Ve sonra geliyor, 22 Aralık gecesi yaşamış olduğumuz gibi bir dolunay gerçekleşiyor. Bir geceliğine, buz gibi soğuk kış gecesinde, bulutların bile ardından geceyi aydınlatabilen dolunaya bakıyoruz. Hatta gece uykumuzdan uyanıp yeniden bakıyoruz. Ve o zaman binlerce yıl önce atalarımızın hissettiği gibi hissediyoruz. Ay yaşıyor. Hayat gizemlerle dolu. Doğal düzen saygıya layık. Bizlerse, devasa bir düzenin molekülleriyiz. Taş devri dürtüleri ve büyük bir saygı… Kendimizden daha büyük şeylerin de farkına varmak… Belki de korku. Şşşşş… Sessiz olun… Fısıltılarla inen kodlar, ışığın taşıdığı fotonlar… Ve o gece içimizde bir şeyler değişiyor. Dünya değişiyor. Şimdi, o dolunaydan 18 gün sonra, biliyorum. Sessizce değiştik. Dünyamız da buna cevap verdi. Nasıl bildiğimi bilmiyorum. Sadece değiştik. Kendimdeki değişimi fark ediyorum ve umuyorum siz de fark ediyorsunuz. Ve bu değişmiş benlik, değişmiş titreşim, değişmiş dünyamızla 2019’a adım atıyoruz.
2019 astrolojisine baktığımız zaman önce herhangi bir yılın astrolojisi gibi görünüyor. İki tutulma dönemi, Kış ve Yaz. Üç güneş, iki ay tutulması. Üç defa geri giden Merkür. Mars ve Venüs 2019 da gerilemeyecek. Tabii her ay gerçekleşen yeni ay ve dolunaylar, iki ekinoks ve iki gündönümü… Sanki her zamanki hikâye. 2012’den beri öyle şeylerden geçtik, öyle iç ve dış umutlar yaşadık ve bazen her şey öyle hızlı, bazen de öyle yavaş geldi ki… Biraz da duygusuzluk, biraz da “ben bunları çoook okudum, sonunda ne oldu?” diyen bir heyecansızlık gelişebilir. Sevgili Bilge Baykuşlar, haklısınız. Bir parçanız git gide yükselen enerjilerde çok yoruldu. 3D hayatta ise her şey değişirken, hiçbir şey değişmiyormuş gibi de görünebilir. Ama kedi dedi ki, “365 yeni fırsat!”

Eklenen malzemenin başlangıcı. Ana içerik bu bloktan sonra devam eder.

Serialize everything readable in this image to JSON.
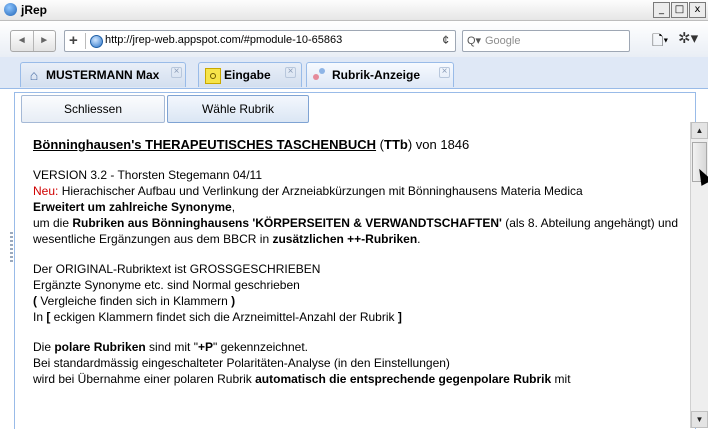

Yine ve yeniden yükselen enerji akışıyla inşaat başlıyor
Bu, insanlık tarihinin en kolay, en rahat senesi olmayacak. Sanırım bunda hemfikiriz, astrolojiye, özel sezgilere ihtiyaç yok. Fakat sizin en kolay, en rahat seneniz olabilir mi? Neden olmasın? Evet! Akışta kaldıkça, sadeleştikçe, değişime direnmedikçe muazzam bir ruh huzuru, iç ve dış bolluk yaşayabilirsiniz. İşte o yüzden yıldızlara bakıyoruz. Nerelerde kendimizi geliştirebiliriz, nasıl evrimleşebiliriz ve kendimizi hangi otomatik tepkilerimizden kurtarabiliriz?
Bu sene diğer her yıldan daha fazla kendi gerçekliğinizi titreşiminiz, bakış açılarınız, düşünceleriniz, tavırlarınız ve tepkilerinizle yaratma şansınız var! Çünkü bütün bunların birleşimi sizin başrolünü oynadığınız dünyanızı değiştirir.
Öncelikle, sezgisel olarak söyleyebilirim ki, 2019’un enerjisi bundan önceki hiçbir seneye benzemiyor ve benzemeyecek. Aralık 2018’de bir köşeyi döndük. Bir şeyler değişti. Ve o şeyler bir daha geri gelmeyecek.
Şu anda yeryüzü, bu gezegen, sadece içinde bulunduğu Samanyolu Galaksisinin değil, galaksiler-üstü yepyeni bir enerjiye ilk defa doğrudan açılmış durumda. Bunu hissedeceksiniz ve içinizde bir yerde bundan kesinlikle emin olacaksınız.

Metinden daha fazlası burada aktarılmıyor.